Back to the present: “Beer for my friend, please,” says the capitalist, and now the narrative slows down. The strapping lad thanks him and shows him what he’s been sketching, and they introduce themselves: “Eberhard Anheuser.” “Adolphus Busch.” End of story/beginning of story. “When nothing stops your dream,” the text reads.

These are men of few words, but when they do speak they’re in a bar buying beers for each other. Though it’s a little odd that Busch was sketching the actual bottle of Bud, label and all, and not an industrial brewing breakthrough – and though I personally would love to taste whatever they were drinking before the inception of Budweiser – by this time you’re more than hooked.

It’s worth noting that of the five interactions young Adolphus Busch has on his journey to America (six if you count the negro he’s obviously cordial with), only one is a nativist.
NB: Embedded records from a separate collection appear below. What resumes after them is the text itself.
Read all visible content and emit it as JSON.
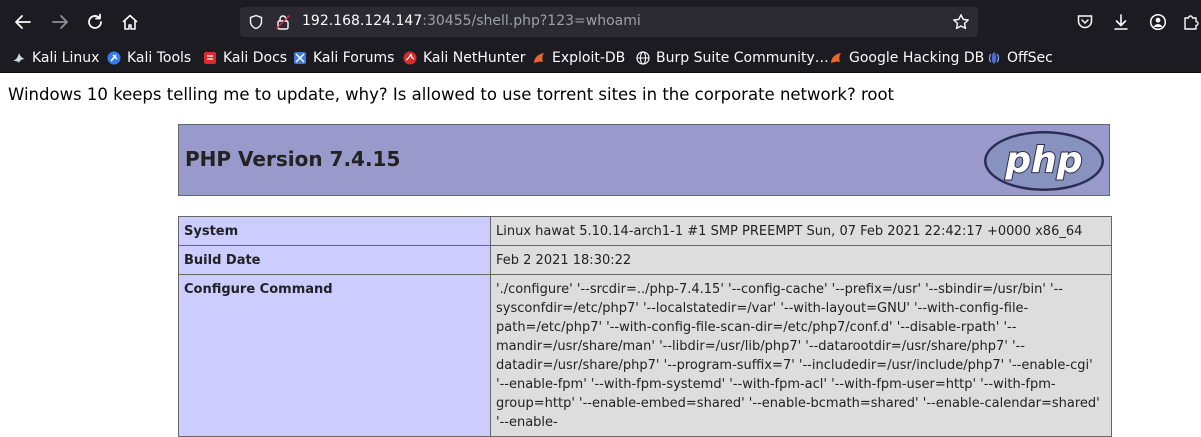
{
  "browser": {
    "url_host": "192.168.124.147",
    "url_rest": ":30455/shell.php?123=whoami",
    "bookmarks": [
      {
        "label": "Kali Linux",
        "icon": "kali-dragon-icon",
        "color": "#cfd8e3"
      },
      {
        "label": "Kali Tools",
        "icon": "kali-tools-icon",
        "color": "#367bf0"
      },
      {
        "label": "Kali Docs",
        "icon": "kali-docs-icon",
        "color": "#e0282f"
      },
      {
        "label": "Kali Forums",
        "icon": "kali-forums-icon",
        "color": "#3d7bd8"
      },
      {
        "label": "Kali NetHunter",
        "icon": "nethunter-icon",
        "color": "#d92b2b"
      },
      {
        "label": "Exploit-DB",
        "icon": "exploit-db-icon",
        "color": "#e4672b"
      },
      {
        "label": "Burp Suite Community…",
        "icon": "globe-icon",
        "color": "#fbfbfe"
      },
      {
        "label": "Google Hacking DB",
        "icon": "ghdb-icon",
        "color": "#e4672b"
      },
      {
        "label": "OffSec",
        "icon": "offsec-icon",
        "color": "#4a6cd4"
      }
    ]
  },
  "page": {
    "output_text": "Windows 10 keeps telling me to update, why? Is allowed to use torrent sites in the corporate network? root",
    "php_version_title": "PHP Version 7.4.15",
    "logo_text": "php",
    "rows": [
      {
        "key": "System",
        "value": "Linux hawat 5.10.14-arch1-1 #1 SMP PREEMPT Sun, 07 Feb 2021 22:42:17 +0000 x86_64"
      },
      {
        "key": "Build Date",
        "value": "Feb 2 2021 18:30:22"
      },
      {
        "key": "Configure Command",
        "value": "'./configure' '--srcdir=../php-7.4.15' '--config-cache' '--prefix=/usr' '--sbindir=/usr/bin' '--sysconfdir=/etc/php7' '--localstatedir=/var' '--with-layout=GNU' '--with-config-file-path=/etc/php7' '--with-config-file-scan-dir=/etc/php7/conf.d' '--disable-rpath' '--mandir=/usr/share/man' '--libdir=/usr/lib/php7' '--datarootdir=/usr/share/php7' '--datadir=/usr/share/php7' '--program-suffix=7' '--includedir=/usr/include/php7' '--enable-cgi' '--enable-fpm' '--with-fpm-systemd' '--with-fpm-acl' '--with-fpm-user=http' '--with-fpm-group=http' '--enable-embed=shared' '--enable-bcmath=shared' '--enable-calendar=shared' '--enable-"
      }
    ]
  },
  "colors": {
    "chrome_bg": "#1c1b22",
    "urlbar_bg": "#2b2a33",
    "php_header": "#9999cc",
    "key_cell": "#ccccff",
    "value_cell": "#dddddd"
  }
}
The horse doctor who stitches his eye, the immigration official, and the first person he meets in Saint Louis all welcome him, and the first person he sips a beer with is a fellow immigrant waiting to help him  make his dream come true.

As in most creation myths, this is a guy who answered the call. While associating itself with beards and artisanal entrepreneurs – things the macro-brews have been struggling against – Budweiser is also taking sides against what feels like a temporary flare-up of anti-immigrant feeling. (It certainly feels more temporary than it did on Saturday.) What’s more American than buying a Bud for a fresh-off-the-boat stranger?

Panique

It’s 1947 in a suburban village outside of Paris, and a lonely Jewish photographer named Monsieur Hire (shortened from Hirovitch) patiently endures the gossip and pettiness around him, not seeming to mind his pariah status too much. It’s more a matter of broken-heartedness about his ruined marriage than grief over any recent mass deportation that might have happened, but that implication is certainly in the air too.

Mr. Hire starts taking a special interest in a younger woman who’s recently out of jail, but when a 40-some-year-old neighbor turns up dead in a vacant lot with her purse missing, guess who gets blamed for it?

panique-rialto-poster

That’s Panique, directed by Julien Duvivier, who’s better known for Pépé le Moko, co-written by the Belgian screenwriter Charles Spaak, based on the novel by Georges Simenon.

It’s tempting to compare it to M, or to see some contemporary parallel to literal panic in it, and I’m sure that’s what most critics are seeing when they come across this re-discovered work. As a hunk of nostalgia, though – and who doesn’t want to walk through an old village before Parisian sprawl overhelmed it, and while a carnival is in town no less – it sticks in your craw because it damns the villagers themselves. One of the great themes of post-war literature, the passive wickedness of the upright citizen, was already being written about.

It also clocks in at a spartan 91 minutes, one of the things that makes the scripts of this period so elegant, and still so pleasurable to watch.

You can see the twist at the end coming a kilometer away, and yet that’s beside the point. Duvivier seems to have returned to France after a World War II period spent in Hollywood, with a bit of pith for the simple villagers. He wasn’t humming “The Green, Green Grass of Home,” that’s for sure.